Siraf, 26, who claimed he was a student, said things were so bad that he had tried to kill himself by “taking medicine” on April 9.
Bernard confirmed Siraf had attempted suicide, and that, following brief hospital treatment, was receiving psychiatric counselling in jail.
Savvas said all 34 men wanted to remain in Cyprus, something that could only occur if they were granted refugee status by the UNHCR (UN High Commissioner for Refugees), and if Cyprus consented to accept them on the island.
Siraf said the 34 detainees could not go back home. He said he would be forced to join the army of Iraqi President Saddam Hussein if he were returned to Iraq, something he refuses to do.
He also claimed that none of the 34 illegal immigrants in detention had been contacted by the UNHCR, an assertion Bernard denied.
Bernard said she had a regular contact among the 34 – she declined to identify him – who usually kept her posted about conditions inside, although she admitted this person had not contacted her about the hunger- strike.
“They all have cases pending with us,” Bernard said. “We’re going to start the interviews after the first of May.
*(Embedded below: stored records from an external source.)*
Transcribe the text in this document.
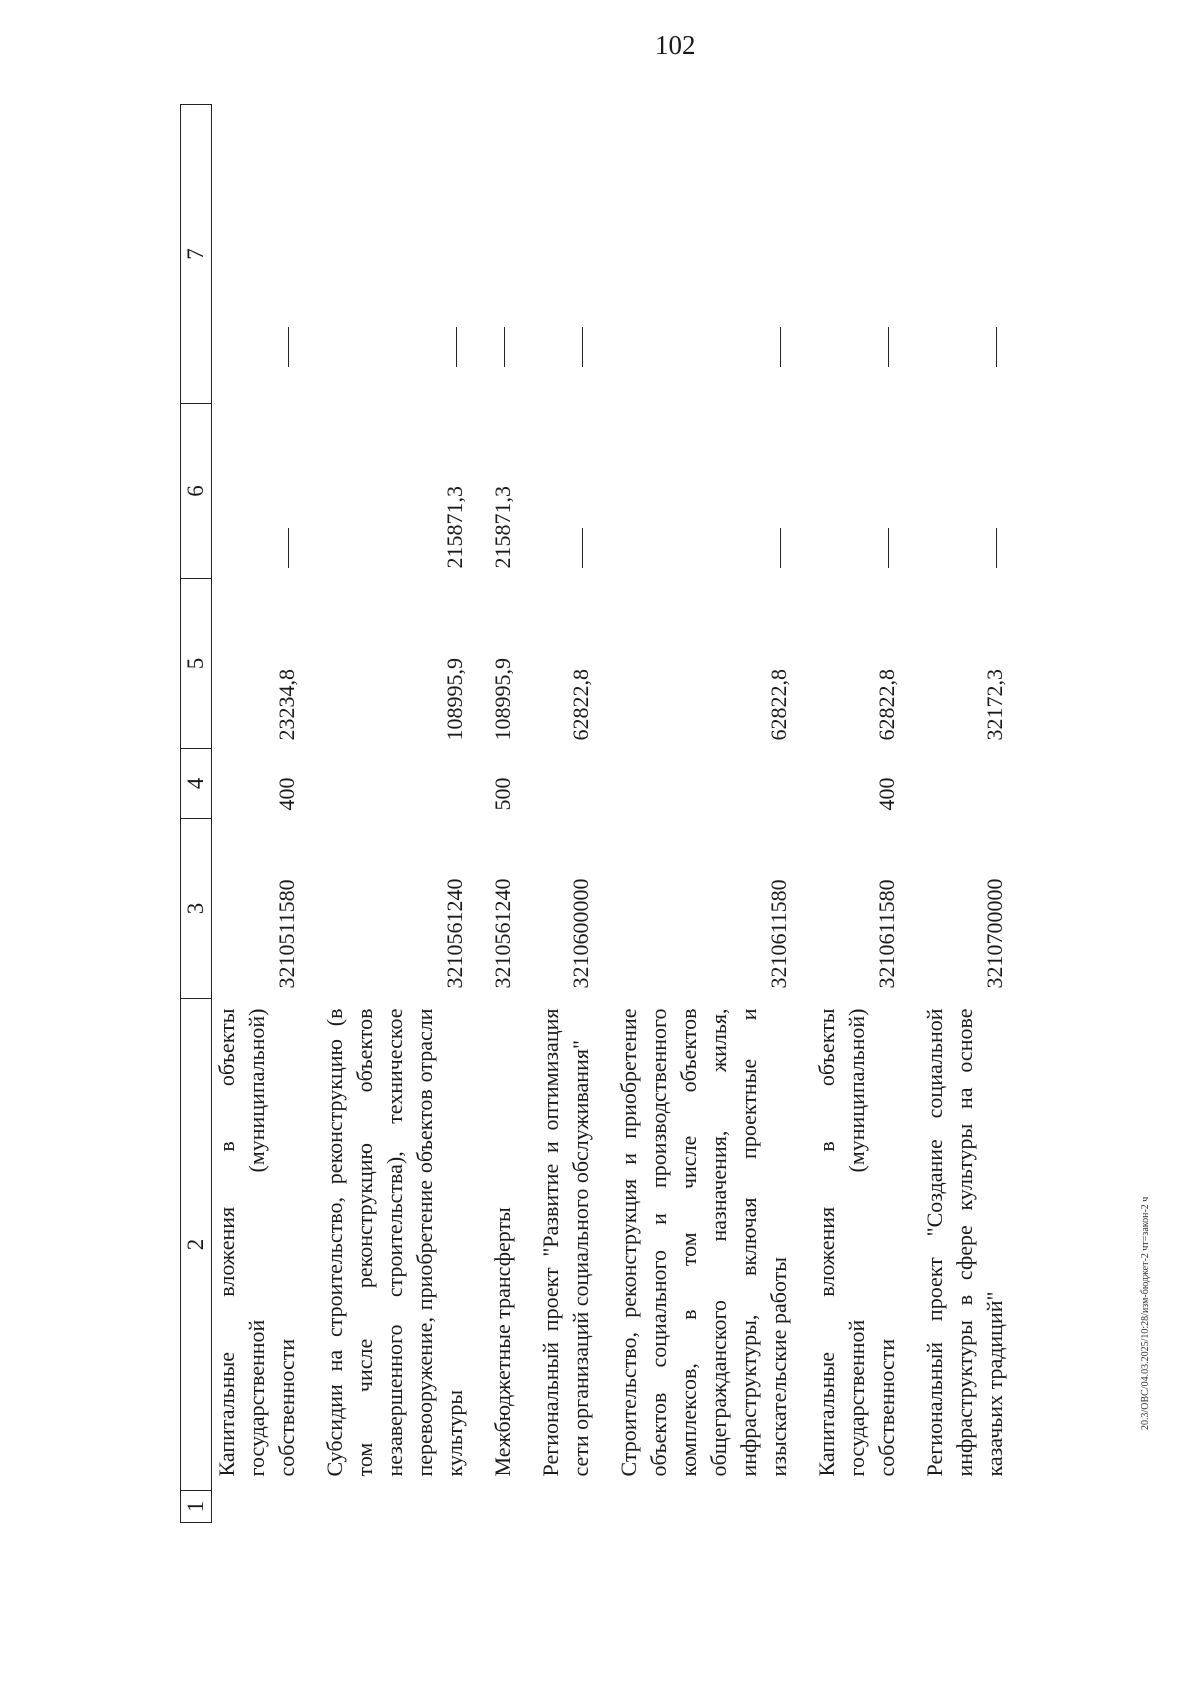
102
1	2	3	4	5	6	7
	Капитальные вложения в объекты государственной (муниципальной) собственности	3210511580	400	23234,8		

	Субсидии на строительство, реконструкцию (в том числе реконструкцию объектов незавершенного строительства), техническое перевооружение, приобретение объектов отрасли культуры	3210561240		108995,9	215871,3	

	Межбюджетные трансферты	3210561240	500	108995,9	215871,3	

	Региональный проект "Развитие и оптимизация сети организаций социального обслуживания"	3210600000		62822,8		

	Строительство, реконструкция и приобретение объектов социального и производственного комплексов, в том числе объектов общегражданского назначения, жилья, инфраструктуры, включая проектные и изыскательские работы	3210611580		62822,8		

	Капитальные вложения в объекты государственной (муниципальной) собственности	3210611580	400	62822,8		

	Региональный проект "Создание социальной инфраструктуры в сфере культуры на основе казачьих традиций"	3210700000		32172,3		
20.3/ОВС/04.03.2025/10:28/изм-бюджет-2 чт=закон-2 ч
I’m going to be doing them. We’re expecting another officer to come (to Cyprus) on mission” to help.
“We have not forgotten them,” Bernard said, adding she intended to go to Larnaca today to try to persuade the detainees to end their fast.
Besides the 34 men in the Old Famagusta Jail, there are 24 boat people who have been living under virtual house arrest in the Pefkos Hotel in Limassol since last June.
All 24 in the Pefkos and some of the 34 in Famagusta Jail were among 113 illegal migrants rescued from a leaky fishing boat in Cyprus waters last year. Most of the 113 have been deported. At least nine of the Pefkos detainees, all men from Ghana and Nigeria, want to go home, having failed to win refugee status.
Another 68 boat people are being held on the British Base at Episkopi, following their landing on the shores of the Base last Autumn from an unseaworthy fishing boat.